REUTERS/Jonathan Ernst
She made the most of the designation, too, using the television special's interview to tease possible announcement of her presidential run.
"Sometime next year," she told Walters, cue the sound of Washington holding its breath.
The list is hardly a scientific barometer of either public opinion or historical importance. For every Colin Powell (1995), there is a Dennis Rodman (1996); for every Maya Angelou (1993), a Monica Lewinsky (1999). Previous listees have been a walk of shame through the American public's fickle and brief attention span (in retrospect, our infatuation with the likes of Lord of the Dance Michael Flately (1997) seems like a fever dream).
Their lasting impact, or at least continued celebrity, is elusive; more than a few entrants don't even have the Walters list "honor" on their Wikipedia pages: Ian Wilmut (1997)? Oseola McCarty (1995)? And of all of the Spice Girls, Geri Halliwell (1998), really? And could it only have been four years ago that we cared about Kate Gosselin (2009)?
This transience is by design, of course. "Fascinating" is a brilliantly qualitative modifier, allowing Walters and her crew to shoe-horn into the show whatever tabloid creations, one-hit wonders and cultural cut-outs are most likely to draw the biggest crowd.
They call it the "Most Fascinating" list because there's no television term for "link bait"; indeed, the roster of dignitaries on it (Powell, Mother Terasa, Condoleezza Rice) seems more dutiful than genuine, a function of journalistic pride not public interest.
Except when it comes to Hillary. The term's intangibility and connotations of unhealthy obsession captures exactly the relationship between Hillary and the American public; she may be a legitimate historical figure and with a resume of serious policy achievements, but she's also a signifier, a scandal survivor, a living and breathing flashpoint whose name can start an argument or end one.
That she, alone among all the would-bes and has-beens, has had been both a durable source of television ratings and original content seems to indicate that Hillary has solved a riddle that's plagued all modern politicians: how to stay in the spotlight without getting burned by it.
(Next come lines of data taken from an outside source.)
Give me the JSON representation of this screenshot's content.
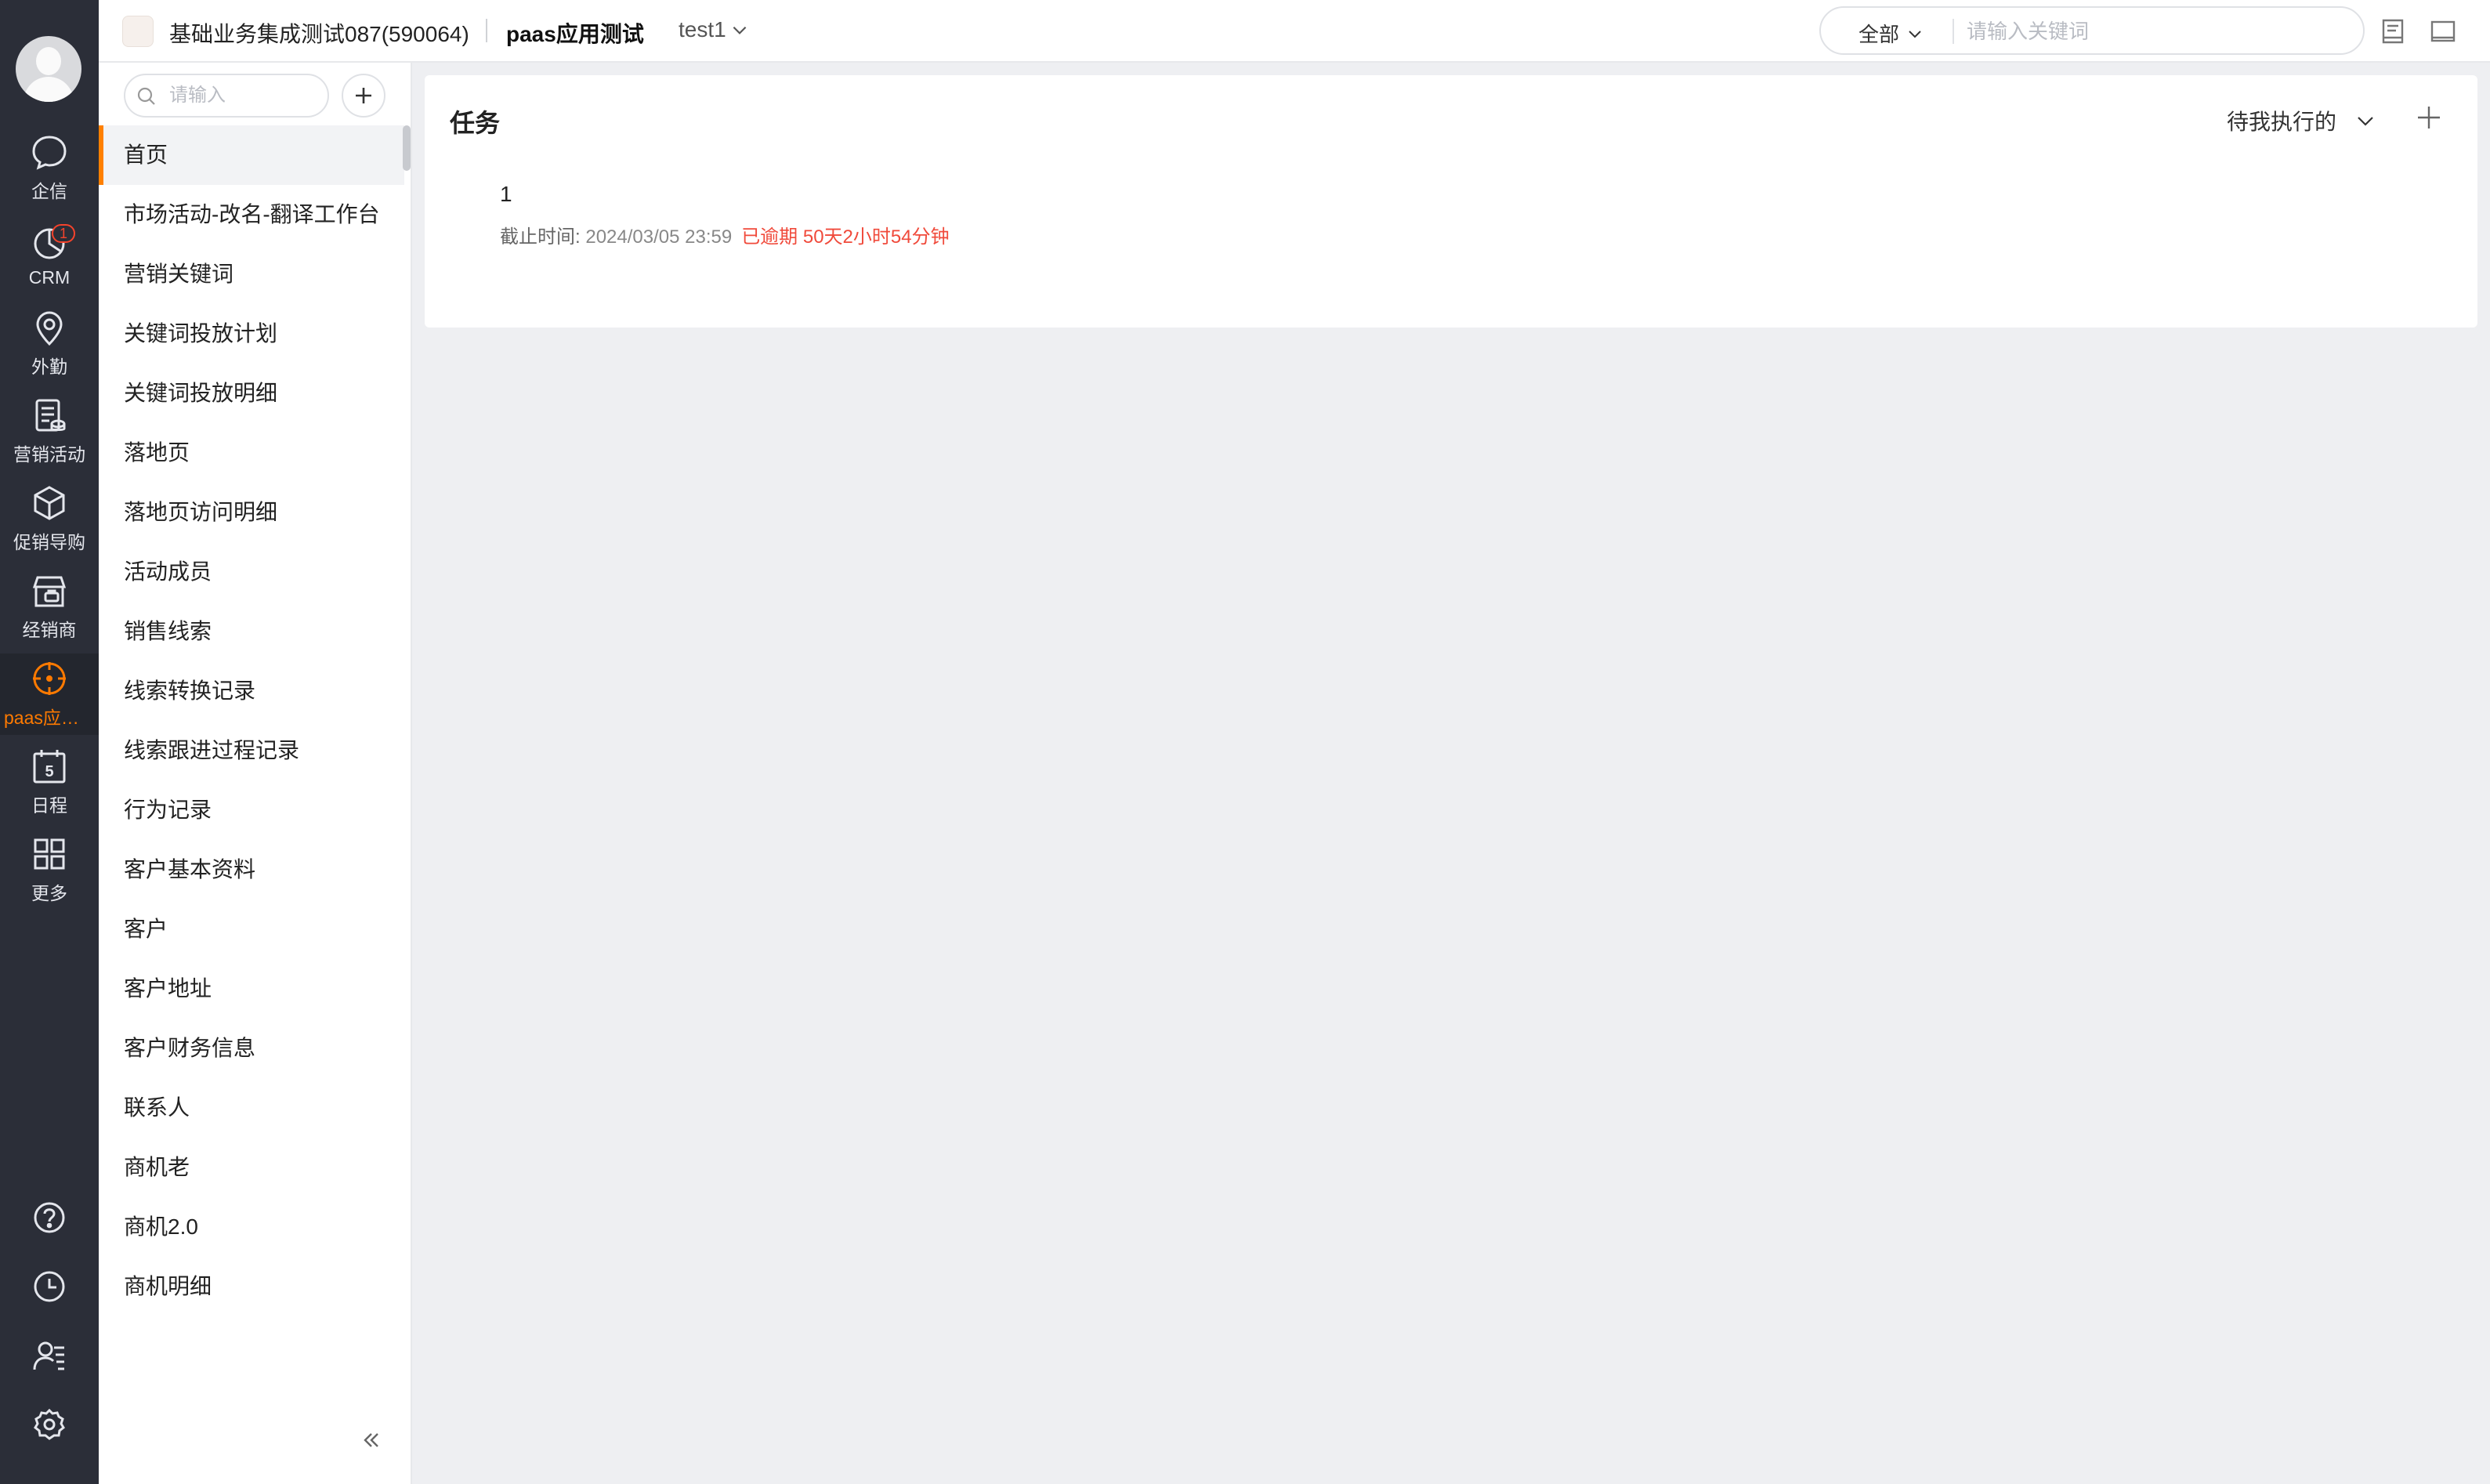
{
  "header": {
    "company": "基础业务集成测试087(590064)",
    "app_name": "paas应用测试",
    "view_name": "test1",
    "search_scope": "全部",
    "search_placeholder": "请输入关键词"
  },
  "rail": {
    "items": [
      {
        "label": "企信",
        "icon": "chat-icon"
      },
      {
        "label": "CRM",
        "icon": "pie-chart-icon",
        "badge": "1"
      },
      {
        "label": "外勤",
        "icon": "location-pin-icon"
      },
      {
        "label": "营销活动",
        "icon": "document-stack-icon"
      },
      {
        "label": "促销导购",
        "icon": "cube-icon"
      },
      {
        "label": "经销商",
        "icon": "store-icon"
      },
      {
        "label": "paas应用测试",
        "icon": "crosshair-icon",
        "active": true
      },
      {
        "label": "日程",
        "icon": "calendar-icon",
        "day": "5"
      },
      {
        "label": "更多",
        "icon": "grid-icon"
      }
    ],
    "bottom_icons": [
      "help-icon",
      "clock-icon",
      "contacts-icon",
      "settings-icon"
    ]
  },
  "subnav": {
    "search_placeholder": "请输入",
    "items": [
      {
        "label": "首页",
        "active": true
      },
      {
        "label": "市场活动-改名-翻译工作台"
      },
      {
        "label": "营销关键词"
      },
      {
        "label": "关键词投放计划"
      },
      {
        "label": "关键词投放明细"
      },
      {
        "label": "落地页"
      },
      {
        "label": "落地页访问明细"
      },
      {
        "label": "活动成员"
      },
      {
        "label": "销售线索"
      },
      {
        "label": "线索转换记录"
      },
      {
        "label": "线索跟进过程记录"
      },
      {
        "label": "行为记录"
      },
      {
        "label": "客户基本资料"
      },
      {
        "label": "客户"
      },
      {
        "label": "客户地址"
      },
      {
        "label": "客户财务信息"
      },
      {
        "label": "联系人"
      },
      {
        "label": "商机老"
      },
      {
        "label": "商机2.0"
      },
      {
        "label": "商机明细"
      }
    ]
  },
  "main": {
    "card_title": "任务",
    "filter_label": "待我执行的",
    "task": {
      "name": "1",
      "deadline_label": "截止时间: ",
      "deadline": "2024/03/05 23:59",
      "overdue": "已逾期 50天2小时54分钟"
    }
  },
  "colors": {
    "rail_bg": "#2b2e38",
    "accent": "#ff7a00",
    "overdue": "#f04a3b",
    "page_bg": "#eeeff2"
  }
}
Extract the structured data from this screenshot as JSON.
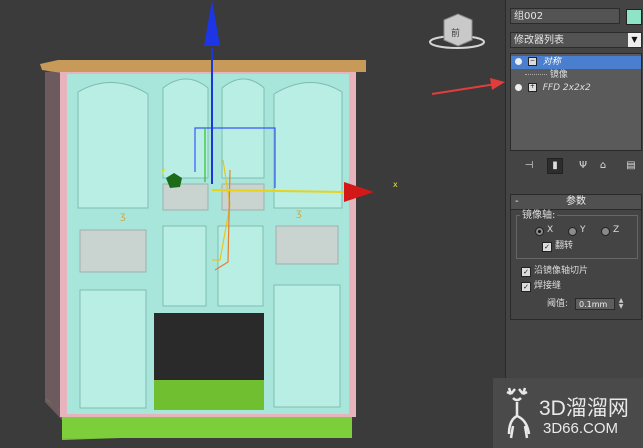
{
  "viewport": {
    "axis_label_x": "x",
    "axis_label_y": "y",
    "viewcube_label": "前"
  },
  "panel": {
    "object_name": "组002",
    "object_color": "#8fe3c7",
    "modifier_list": "修改器列表",
    "stack": [
      {
        "label": "对称",
        "selected": true
      },
      {
        "label": "镜像",
        "selected": false
      },
      {
        "label": "FFD 2x2x2",
        "selected": false
      }
    ],
    "params": {
      "title": "参数",
      "mirror_axis_label": "镜像轴:",
      "axis_x": "X",
      "axis_y": "Y",
      "axis_z": "Z",
      "flip_label": "翻转",
      "slice_label": "沿镜像轴切片",
      "weld_label": "焊接缝",
      "threshold_label": "阈值:",
      "threshold_value": "0.1mm"
    }
  },
  "watermark": {
    "text": "3D溜溜网",
    "url": "3D66.COM"
  }
}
That one can either be well-liked or well-known is the essential Catch-22 of polling; a look at a season of presidential primary data, or just the career Sarah Palin. Most practicing politicians see their favorability numbers peak upon election and then cycle mostly downward until they finally step out of the bruising arena of daily spin - upon which, miracles of redemption regularly occur (see Bush, George W)
So does Hillary represent a triumph of political savvy - or, more generously, authentic appeal? (Last summer saw her slip below 60% favorable for the first time since 2008.)
As much as I admire her personally, I'm not sure that's exactly the case. At some level, voters' interest in Hillary is based less on her accessibility than on her opacity and impenetrability and, quite frankly, the curiosity people have in her fidelity to her husband and her own tantalizingly fluid motives. (That the debate over whether she is a "populist" seems fully unresolvable is evidence of a sincerely conflicted policymaker.)
Add to this her tenacity and ability to grind out opponents via sheer determination and you have a woman destined to hover on the knife edge of public opinion. Call it the "how does she do it?" factor, the same chorus that follows so many capable, successful women - though mostly unasked of accomplished men.
Only her enemies seem sure of what makes her tick, and their shrewish ball-buster cartoon version of her is as rooted in sexism as the Tea Party's Muslim socialist Obama is rooted in ignorance and racism.
The question for Hillary is, and always has been: can fascination be transmuted into votes? In 2008, her ability to collect support despite a constantly shifting message seemed to indicate yes. One could argue that Obama benefitted from exactly that equation - personal inscrutability is one of the few things Clinton and Obama have in common.
Obama made his sale to voters by agreeing to be a screen for their projections and masterfully directing the projections into optimism he could embody. Further, fiction that American elections are a beauty contest about beer-drinking partners has less and less purchase the further we get from economic stability. They say people fear the unknown, but to quote Donald Rumsfeld, "the known unknowns" can be exactly what attracts us the most.